Semua dengan permainan konyol
mereka diakhir malam. Shinhwa dengan posisi membopong istri-istrinya di
punggung. Berbaris sejajar. Konyol.
“START!!!” Aba-aba meluncur dari
bibir Junjin. Menghempaslah mereka. Berlari kencang dengan kebahagiaan masa
sekarang.
Hanya pasangan Dongwan dan Nara
yang berpura-pura. Berpura-pura bermain. Menatap ke lima pasangan berlari
kencang. Saling menjatuhkan sama lain. Menerobos pintu kemudian terjatuh
bersamaan. Tertawa lantang. Hanya mereka berdua yang tertinggal. Saling melihat
satu sama lain kemudian keduanya tertuju pada meja bundar yang masih tetap diam
dengan segerumun sampah dan tak lupa potongan foto-foto sisa yang tertelungkup
disitu. Apa yang ada dibaliknya?
Dibaliknya semua foto itu satu
persatu. Pesta pernikahan Venus dan Shinhwa. Ji Eun dengan balutan wedding
dress putih menggandeng Minwoo yang bergeming malu-malu. Paran dan Andy dengan
pose bbuing bbuing mereka tertangkap candid camera memakai pakaian khas
tradisional Korea. Ninri menyampirkan tangan kanannya dileher Junjin yang
sedang asik memegang gitar. Hyurin dengan gayanya yang khas anak rajin.
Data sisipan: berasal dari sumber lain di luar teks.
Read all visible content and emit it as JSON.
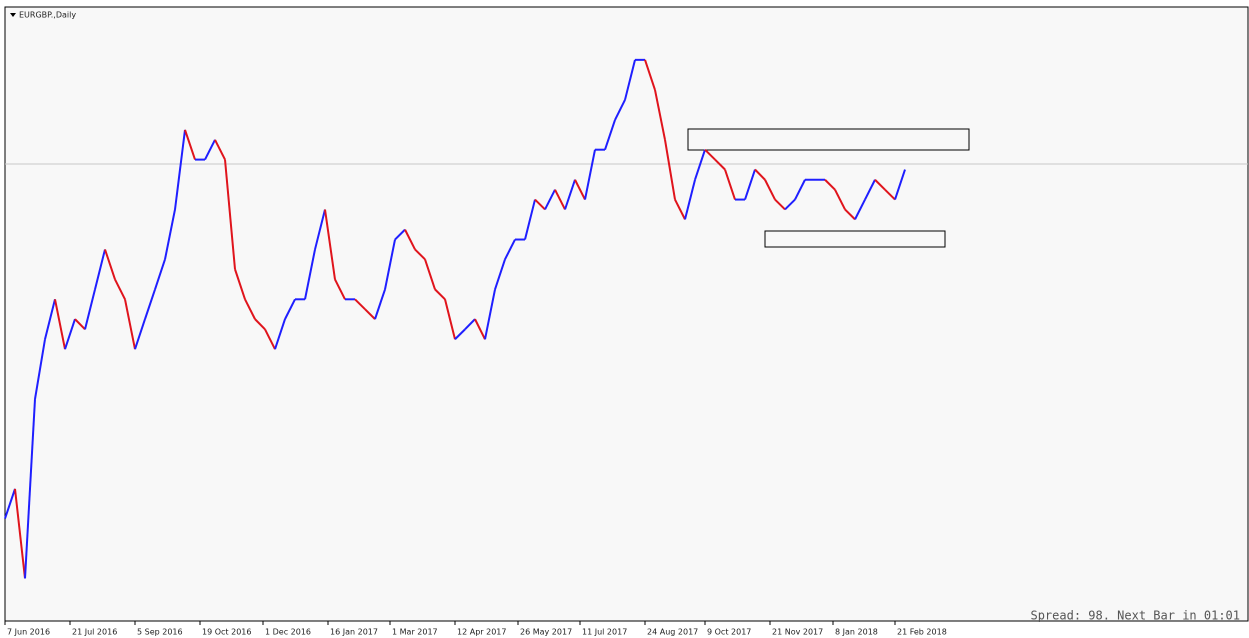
{
  "chart_data": {
    "type": "line",
    "title": "EURGBP.,Daily",
    "status": "Spread: 98. Next Bar in 01:01",
    "up_color": "#1f1fff",
    "down_color": "#e0141c",
    "values": [
      0.7857,
      0.7947,
      0.7676,
      0.8219,
      0.84,
      0.8521,
      0.837,
      0.8461,
      0.843,
      0.8551,
      0.8672,
      0.8581,
      0.8521,
      0.837,
      0.8461,
      0.8551,
      0.8642,
      0.8793,
      0.9034,
      0.8944,
      0.8944,
      0.9004,
      0.8944,
      0.8612,
      0.8521,
      0.8461,
      0.843,
      0.837,
      0.8461,
      0.8521,
      0.8521,
      0.8672,
      0.8793,
      0.8581,
      0.8521,
      0.8521,
      0.8491,
      0.8461,
      0.8551,
      0.8702,
      0.8732,
      0.8672,
      0.8642,
      0.8551,
      0.8521,
      0.84,
      0.843,
      0.8461,
      0.84,
      0.8551,
      0.8642,
      0.8702,
      0.8702,
      0.8823,
      0.8793,
      0.8853,
      0.8793,
      0.8883,
      0.8823,
      0.8974,
      0.8974,
      0.9064,
      0.9125,
      0.9246,
      0.9246,
      0.9155,
      0.9004,
      0.8823,
      0.8763,
      0.8883,
      0.8974,
      0.8944,
      0.8914,
      0.8823,
      0.8823,
      0.8914,
      0.8883,
      0.8823,
      0.8793,
      0.8823,
      0.8883,
      0.8883,
      0.8883,
      0.8853,
      0.8793,
      0.8763,
      0.8823,
      0.8883,
      0.8853,
      0.8823,
      0.8914
    ],
    "xlim": [
      0,
      124.4
    ],
    "ylim": [
      0.755,
      0.9403
    ],
    "xticks": [
      {
        "value": 0,
        "label": "7 Jun 2016"
      },
      {
        "value": 6.5,
        "label": "21 Jul 2016"
      },
      {
        "value": 13,
        "label": "5 Sep 2016"
      },
      {
        "value": 19.5,
        "label": "19 Oct 2016"
      },
      {
        "value": 25.8,
        "label": "1 Dec 2016"
      },
      {
        "value": 32.3,
        "label": "16 Jan 2017"
      },
      {
        "value": 38.5,
        "label": "1 Mar 2017"
      },
      {
        "value": 45,
        "label": "12 Apr 2017"
      },
      {
        "value": 51.3,
        "label": "26 May 2017"
      },
      {
        "value": 57.5,
        "label": "11 Jul 2017"
      },
      {
        "value": 64,
        "label": "24 Aug 2017"
      },
      {
        "value": 70,
        "label": "9 Oct 2017"
      },
      {
        "value": 76.5,
        "label": "21 Nov 2017"
      },
      {
        "value": 82.8,
        "label": "8 Jan 2018"
      },
      {
        "value": 89,
        "label": "21 Feb 2018"
      }
    ]
  }
}
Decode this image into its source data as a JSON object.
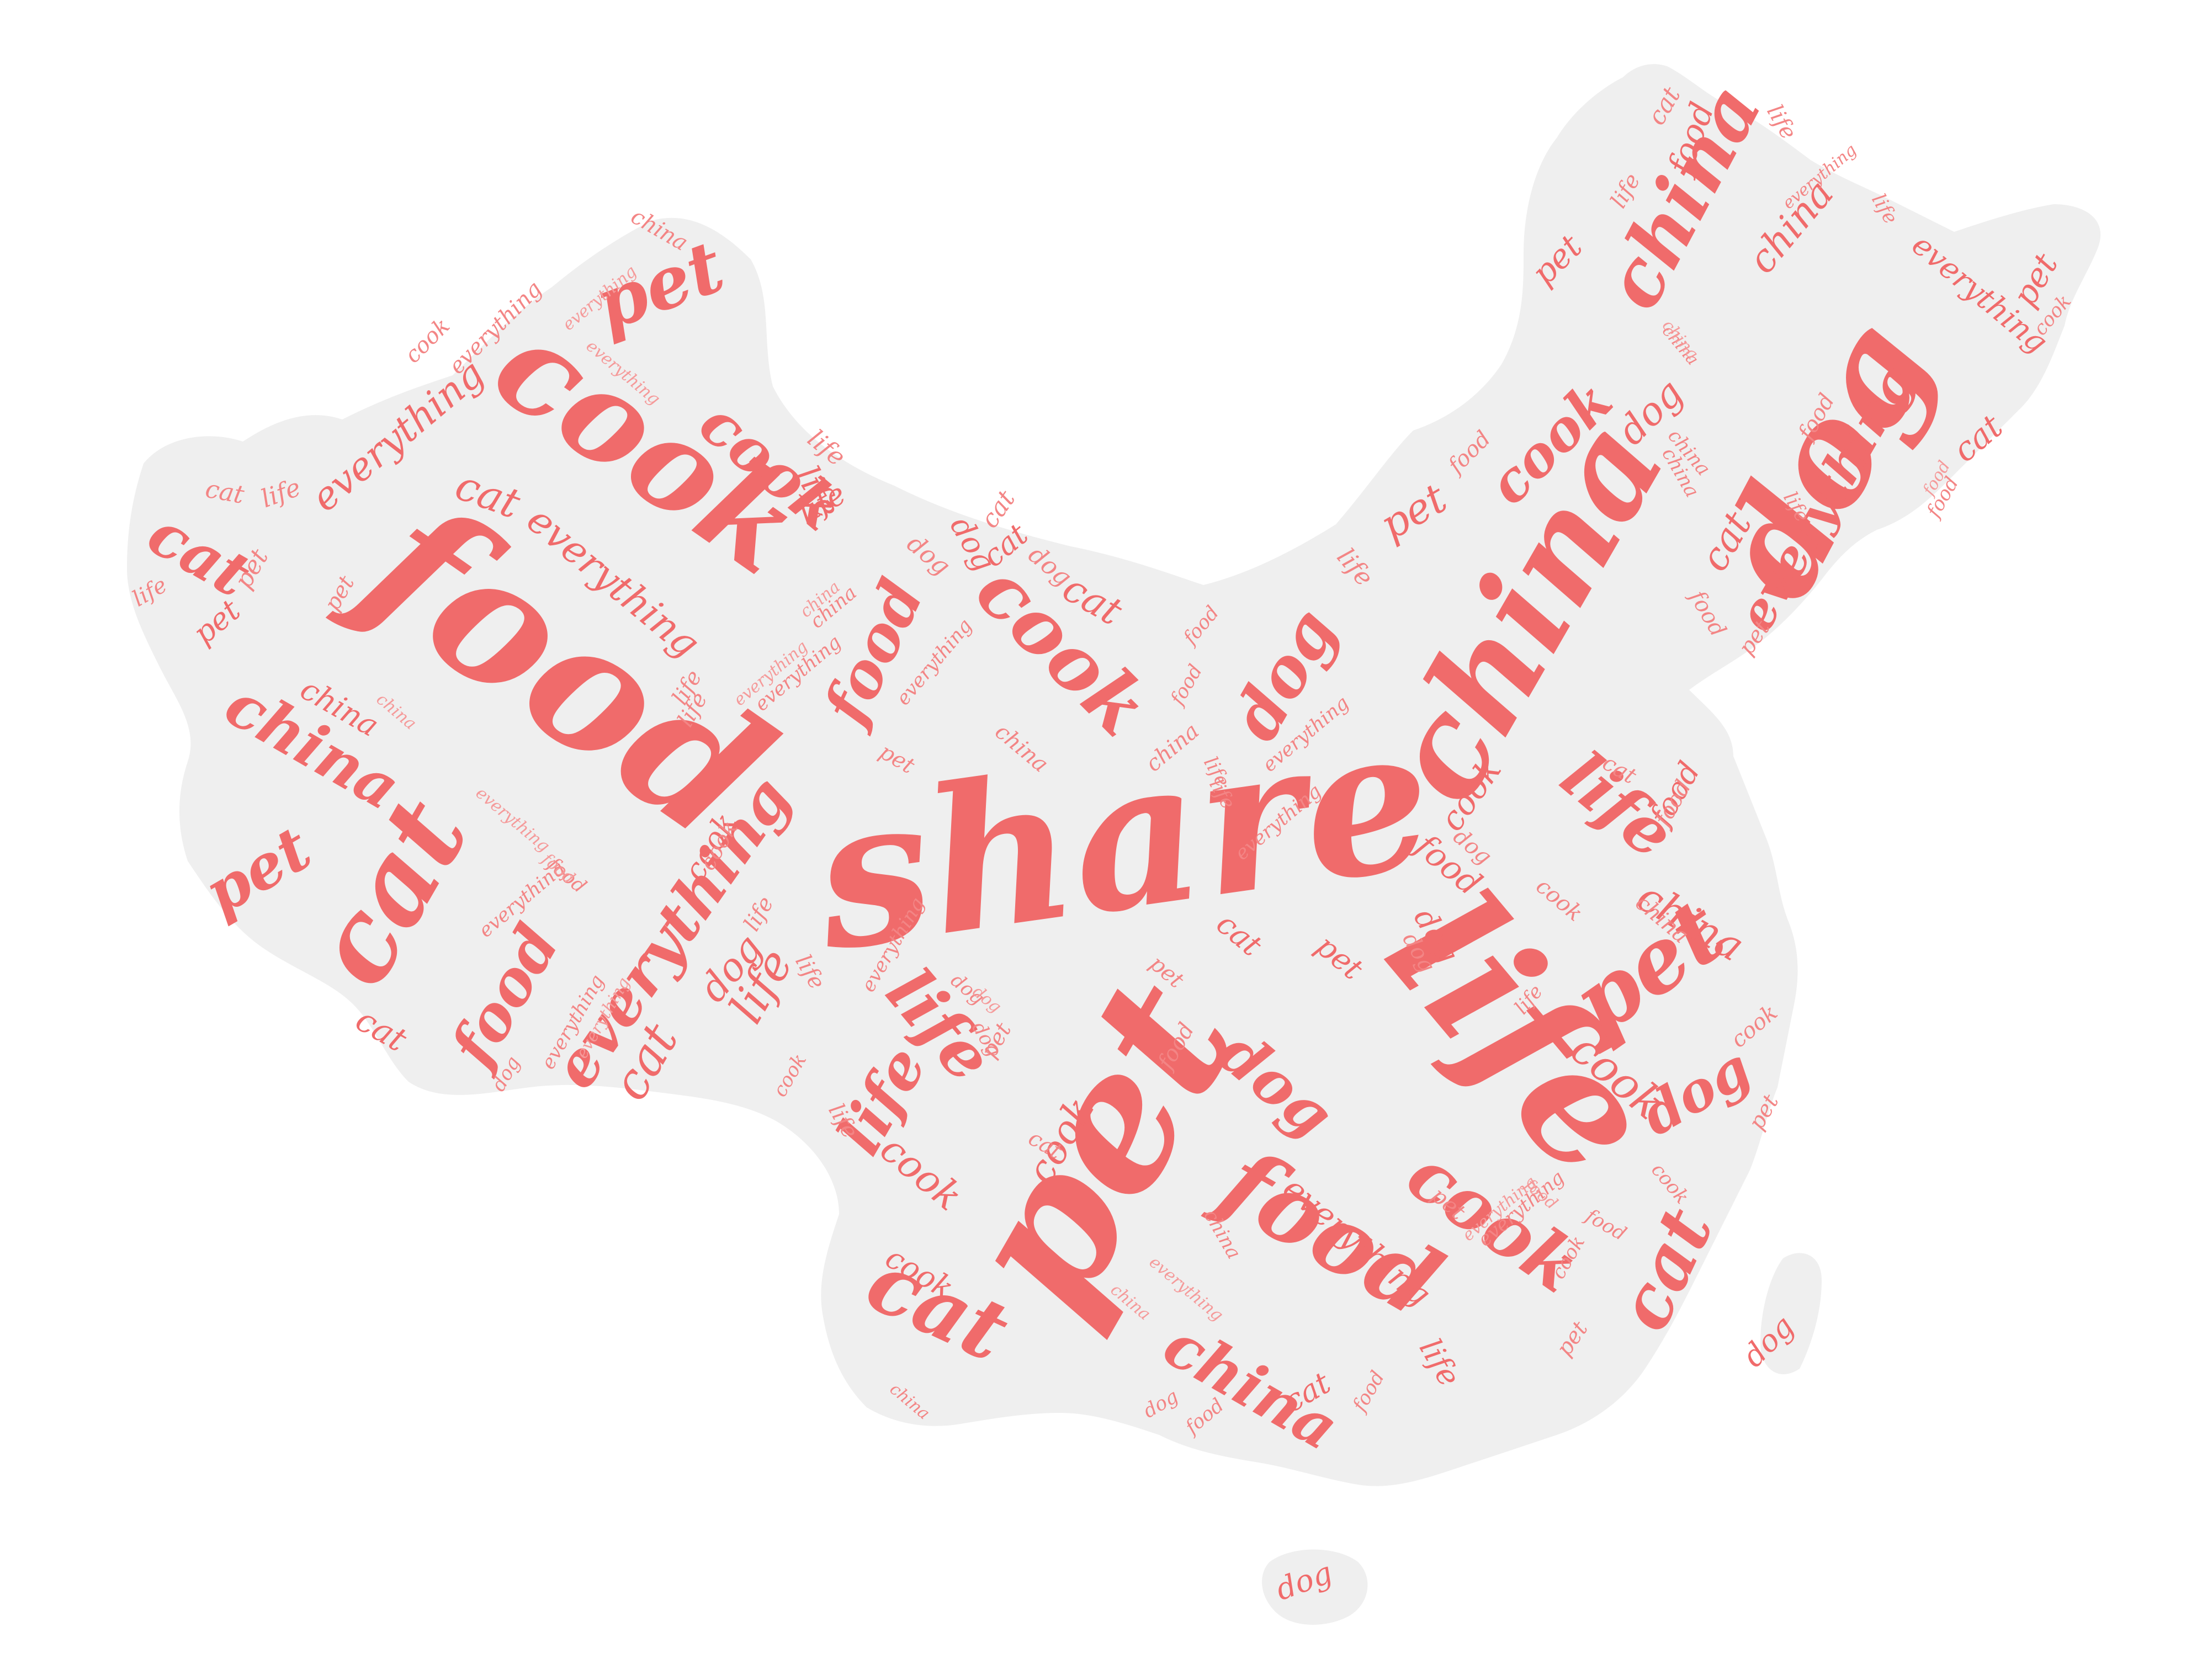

Memegang buku sebagai pengganti buket bunganya bersama Hyesung disebuah
perpustakaan kota.
Sora dengan pose yang paling
manis bersanding dengan Eric disebuah taman bermain. Yang terakhir adalah Dongwan
menggendong Nara sambil memegang kamera kesayangannya dibawah pohon rindang. Foto
mereka tampak biasa yang membuatnya tampak indah dan manis adalah balutan
gaun-gaun putih bernuansa cream dan orange ditambah Tuxedo kehitaman milik
mempelai pria yang begitu anggun, yang mereka desain sendiri untuk foto prawed
dan pesta pernikahan mereka. Nara menata satu persatu foto itu. Membungkusnya
dengan rapi dalam sekantong amplop coklat. Jangan sampai ini hilang….ungkapnya
dalam hati.
“Takdir mereka berakhir sampai
sini ya?” Dongwan angkat bicara.
“Hehe iya. Ketika takdir mereka
dipertemukan oleh sebuah pick gitar, syal bahkan cerita galau masa lalu lantas
apa yang mempersatukan kita?” Tanya Nara dalam keheningan.
Sambil menengok ke arah
gerombolan huru hara diluar Café. Mata Dongwan menerawang jauh kedepan.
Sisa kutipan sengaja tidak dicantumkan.